Social Data is incredibly rich and complex and lends itself to multiple research approaches. Keyword tracking is one of them but there’s more to social media research than just that. That’s exactly what our Chief Innovation Officer (CIO), Francesco D’Orazio, will be discussing in our next Webinar on May 8th. Registration is now open for “5 Things to Do with Social Data That Aren’t Keyword Tracking.”
Francesco will be using our new social media research platform, Pulsar TRAC, to help illustrate how you can use these techniques to get at insights around your brand and product on social channels that are deeper than what you would find with a straight keyword search.
Specifically, the 5 techniques we’ll be covering are:
Audience Mapping (The Brand Graph): This technique can inform a brand’s social media strategy and content strategies.
Real-time Segmentation: This type of study is key for business areas such as product innovation, product management, campaign planning, and service design.

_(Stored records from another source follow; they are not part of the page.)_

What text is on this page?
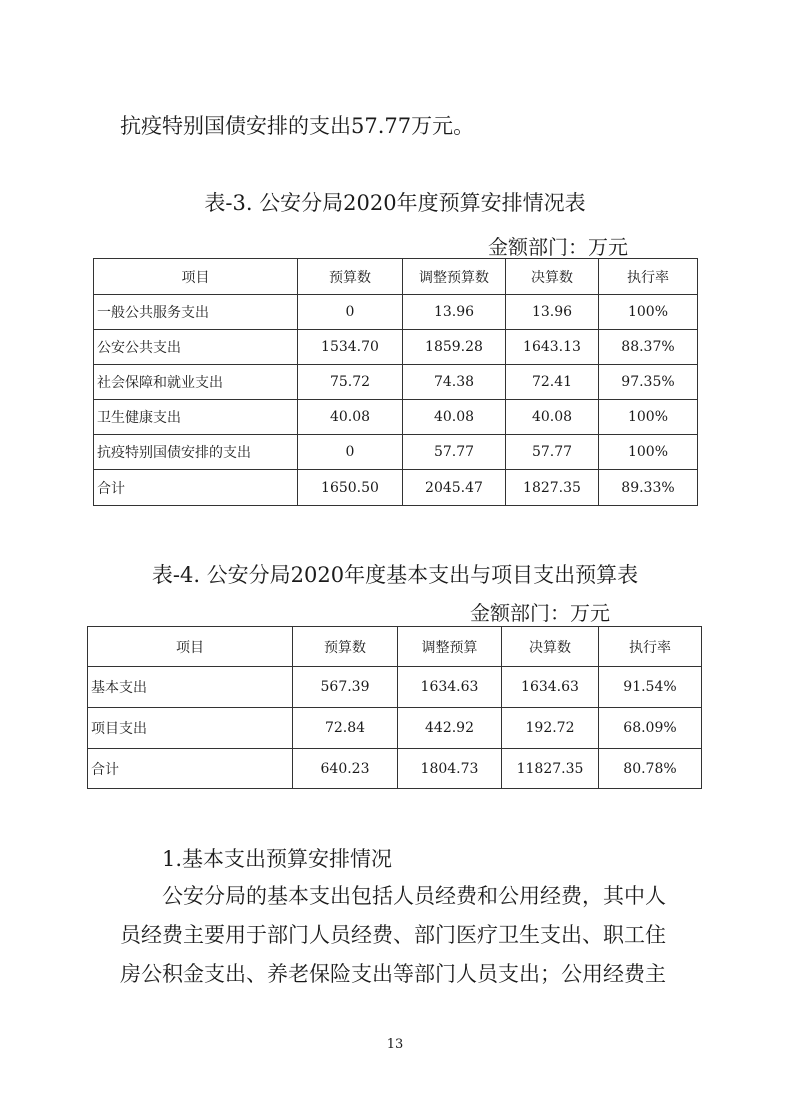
抗疫特别国债安排的支出57.77万元。
表-3. 公安分局2020年度预算安排情况表
金额部门：万元
项目	预算数	调整预算数	决算数	执行率
一般公共服务支出	0	13.96	13.96	100%
公安公共支出	1534.70	1859.28	1643.13	88.37%
社会保障和就业支出	75.72	74.38	72.41	97.35%
卫生健康支出	40.08	40.08	40.08	100%
抗疫特别国债安排的支出	0	57.77	57.77	100%
合计	1650.50	2045.47	1827.35	89.33%
表-4. 公安分局2020年度基本支出与项目支出预算表
金额部门：万元
项目	预算数	调整预算	决算数	执行率
基本支出	567.39	1634.63	1634.63	91.54%
项目支出	72.84	442.92	192.72	68.09%
合计	640.23	1804.73	11827.35	80.78%
1.基本支出预算安排情况
公安分局的基本支出包括人员经费和公用经费，其中人
员经费主要用于部门人员经费、部门医疗卫生支出、职工住
房公积金支出、养老保险支出等部门人员支出；公用经费主
13
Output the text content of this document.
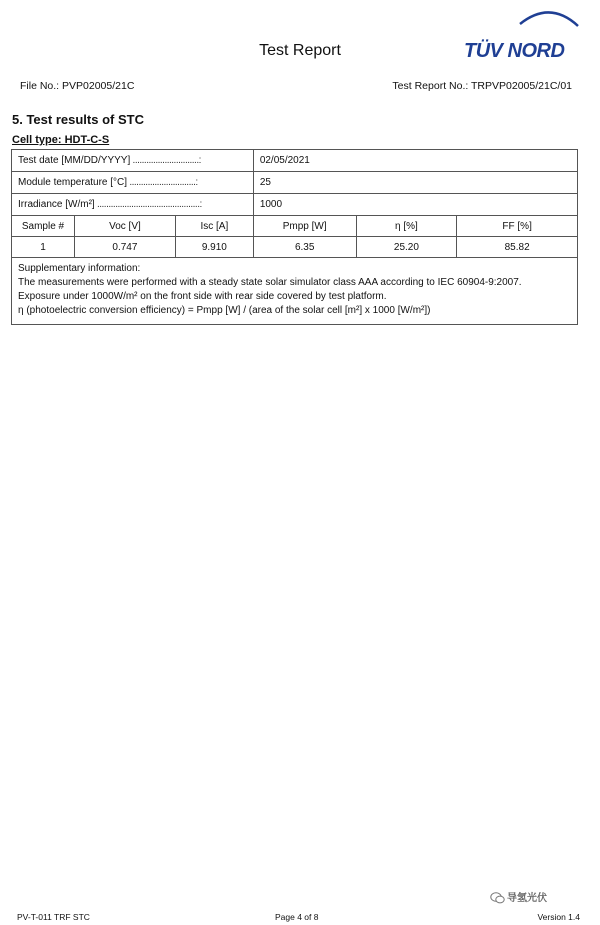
Test Report	TÜV NORD
File No.: PVP02005/21C	Test Report No.: TRPVP02005/21C/01
5. Test results of STC
Cell type: HDT-C-S
Test date [MM/DD/YYYY] .............................:			02/05/2021		
Module temperature [°C] .............................:			25		
Irradiance [W/m²] .............................................:			1000		
Sample #	Voc [V]	Isc [A]	Pmpp [W]	η [%]	FF [%]
1	0.747	9.910	6.35	25.20	85.82

Supplementary information:
The measurements were performed with a steady state solar simulator class AAA according to IEC 60904-9:2007.
Exposure under 1000W/m² on the front side with rear side covered by test platform.
η (photoelectric conversion efficiency) = Pmpp [W] / (area of the solar cell [m²] x 1000 [W/m²])					
导氢光伏
PV-T-011 TRF STC	Page 4 of 8	Version 1.4
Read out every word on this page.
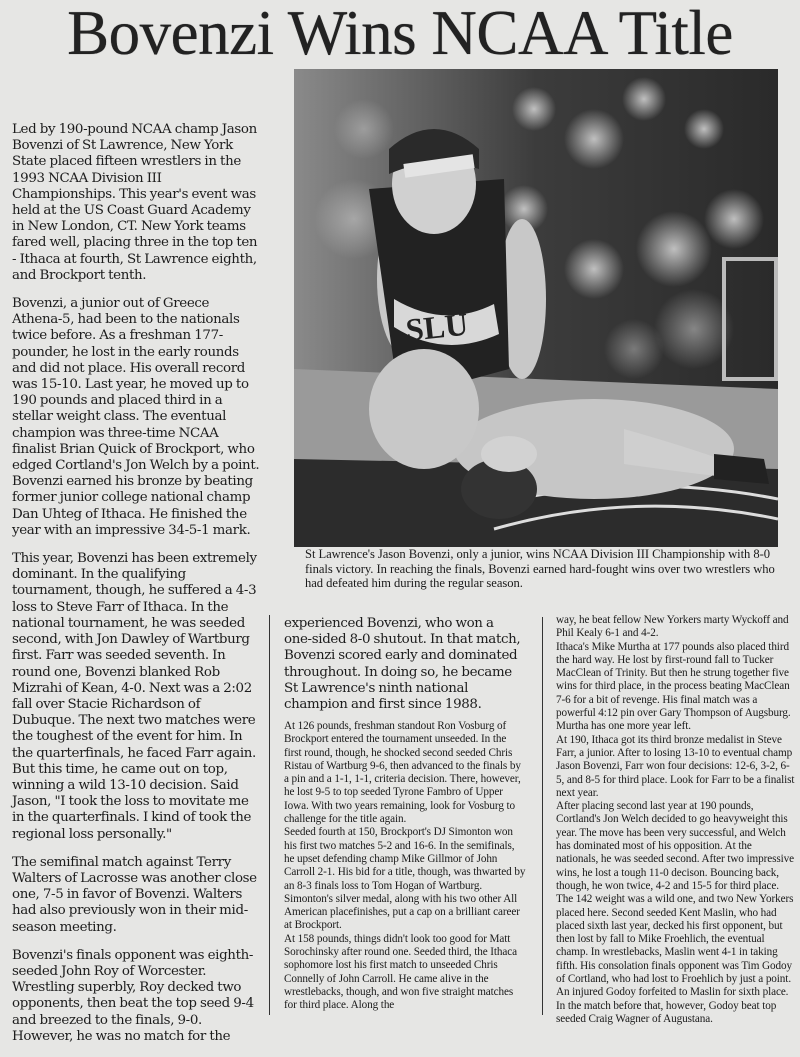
Bovenzi Wins NCAA Title

Led by 190-pound NCAA champ Jason Bovenzi of St Lawrence, New York State placed fifteen wrestlers in the 1993 NCAA Division III Championships. This year's event was held at the US Coast Guard Academy in New London, CT. New York teams fared well, placing three in the top ten - Ithaca at fourth, St Lawrence eighth, and Brockport tenth.

Bovenzi, a junior out of Greece Athena-5, had been to the nationals twice before. As a freshman 177-pounder, he lost in the early rounds and did not place. His overall record was 15-10. Last year, he moved up to 190 pounds and placed third in a stellar weight class. The eventual champion was three-time NCAA finalist Brian Quick of Brockport, who edged Cortland's Jon Welch by a point. Bovenzi earned his bronze by beating former junior college national champ Dan Uhteg of Ithaca. He finished the year with an impressive 34-5-1 mark.

This year, Bovenzi has been extremely dominant. In the qualifying tournament, though, he suffered a 4-3 loss to Steve Farr of Ithaca. In the national tournament, he was seeded second, with Jon Dawley of Wartburg first. Farr was seeded seventh. In round one, Bovenzi blanked Rob Mizrahi of Kean, 4-0. Next was a 2:02 fall over Stacie Richardson of Dubuque. The next two matches were the toughest of the event for him. In the quarterfinals, he faced Farr again. But this time, he came out on top, winning a wild 13-10 decision. Said Jason, "I took the loss to movitate me in the quarterfinals. I kind of took the regional loss personally."

The semifinal match against Terry Walters of Lacrosse was another close one, 7-5 in favor of Bovenzi. Walters had also previously won in their mid-season meeting.

Bovenzi's finals opponent was eighth-seeded John Roy of Worcester. Wrestling superbly, Roy decked two opponents, then beat the top seed 9-4 and breezed to the finals, 9-0. However, he was no match for the

SLU
St Lawrence's Jason Bovenzi, only a junior, wins NCAA Division III Championship with 8-0 finals victory. In reaching the finals, Bovenzi earned hard-fought wins over two wrestlers who had defeated him during the regular season.

experienced Bovenzi, who won a one-sided 8-0 shutout. In that match, Bovenzi scored early and dominated throughout. In doing so, he became St Lawrence's ninth national champion and first since 1988.

At 126 pounds, freshman standout Ron Vosburg of Brockport entered the tournament unseeded. In the first round, though, he shocked second seeded Chris Ristau of Wartburg 9-6, then advanced to the finals by a pin and a 1-1, 1-1, criteria decision. There, however, he lost 9-5 to top seeded Tyrone Fambro of Upper Iowa. With two years remaining, look for Vosburg to challenge for the title again.

Seeded fourth at 150, Brockport's DJ Simonton won his first two matches 5-2 and 16-6. In the semifinals, he upset defending champ Mike Gillmor of John Carroll 2-1. His bid for a title, though, was thwarted by an 8-3 finals loss to Tom Hogan of Wartburg. Simonton's silver medal, along with his two other All American placefinishes, put a cap on a brilliant career at Brockport.

At 158 pounds, things didn't look too good for Matt Sorochinsky after round one. Seeded third, the Ithaca sophomore lost his first match to unseeded Chris Connelly of John Carroll. He came alive in the wrestlebacks, though, and won five straight matches for third place. Along the

way, he beat fellow New Yorkers marty Wyckoff and Phil Kealy 6-1 and 4-2.

Ithaca's Mike Murtha at 177 pounds also placed third the hard way. He lost by first-round fall to Tucker MacClean of Trinity. But then he strung together five wins for third place, in the process beating MacClean 7-6 for a bit of revenge. His final match was a powerful 4:12 pin over Gary Thompson of Augsburg. Murtha has one more year left.

At 190, Ithaca got its third bronze medalist in Steve Farr, a junior. After to losing 13-10 to eventual champ Jason Bovenzi, Farr won four decisions: 12-6, 3-2, 6-5, and 8-5 for third place. Look for Farr to be a finalist next year.

After placing second last year at 190 pounds, Cortland's Jon Welch decided to go heavyweight this year. The move has been very successful, and Welch has dominated most of his opposition. At the nationals, he was seeded second. After two impressive wins, he lost a tough 11-0 decison. Bouncing back, though, he won twice, 4-2 and 15-5 for third place.

The 142 weight was a wild one, and two New Yorkers placed here. Second seeded Kent Maslin, who had placed sixth last year, decked his first opponent, but then lost by fall to Mike Froehlich, the eventual champ. In wrestlebacks, Maslin went 4-1 in taking fifth. His consolation finals opponent was Tim Godoy of Cortland, who had lost to Froehlich by just a point. An injured Godoy forfeited to Maslin for sixth place. In the match before that, however, Godoy beat top seeded Craig Wagner of Augustana.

Content Diffusion: Looking at how content travels on the social web can be used to optimize online content and track campaigns.
Influence Mapping: Identifying influential users or hubs can inform campaign planning, social media and content strategy, campaign management, social media management and social customer relationship management.
Community Augmentation: Social media can be incorporated into other research techniques, such as closed research communities, to stimulate creativity during innovation projects and provide a deeper understanding of participants.
We don’t want to ignore what you can get from the tried and true keyword search, though, so Francesco will also be touching on some of the more innovative techniques you can use with keyword tracking to reveal brand equity, awareness, mindshare, and advocacy within a category, audience, or against a set of competitors.
About the Speaker
Francesco D’Orazio, isn’t only our CIO, but he’s also the chief mind behind Pulsar TRAC, our recently launch social media intelligence platform.
Francesco is also a regular speaker at research, innovation and technology conferences such as WARC, MRS, ESOMAR, AURA, World Business Forum, Word of Mouth Summit, Visual Web Convention, Virtual Worlds Forum, Serious Virtual Worlds, Digital Content Distribution, Engage Conference.